What it does: ERISA governs many employee benefit plan aspects, including how employers must provide plan information to employees. ERISA also governs the claims and appeals procedures for qualified plans.
What you need to do: You must provide all covered employees with a Summary Plan Description that describes the plan in understandable terms, how benefits are paid, when benefits are not paid, and employees’ rights and responsibilities. You must also provide a notice to all employees when you make a significant change to your plan. This notice is called a Summary of Material Modifications.
Health Insurance Portability and Accountability Act (HIPAA)
Type of law: Federal
Who’s affected: Federal law governs employers with two or more employees.

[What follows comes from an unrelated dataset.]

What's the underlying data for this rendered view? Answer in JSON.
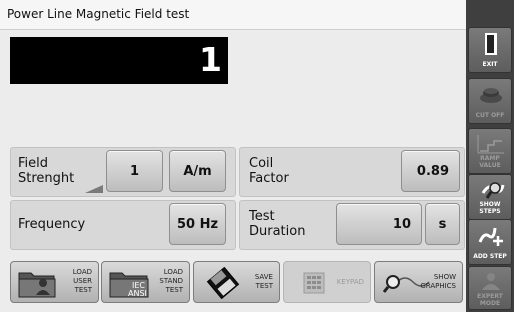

What it does: HIPAA allows employees to obtain health insurance when they lose their group health insurance or change their job, even if they have a preexisting health condition. If an employee qualifies, he cannot be denied insurance because of his medical history.
What you need to do: If your medical plan has a preexisting condition clause, make sure new employees provide evidence of creditable coverage, also known as a HIPAA certificate. Evidence of creditable coverage is generally a letter that describes how long the employee has been previously covered. You will need to notify the new participant of the length of any applicable preexisting condition exclusion after creditable coverage is taken into account. (In 2014 under Affordable Care, insurers will no longer be able to deny coverage to an individual based on a preexisting condition, health status, or claims history.) When coverage ends for an employee or family member, the insurer must send a HIPAA certificate to the former participant.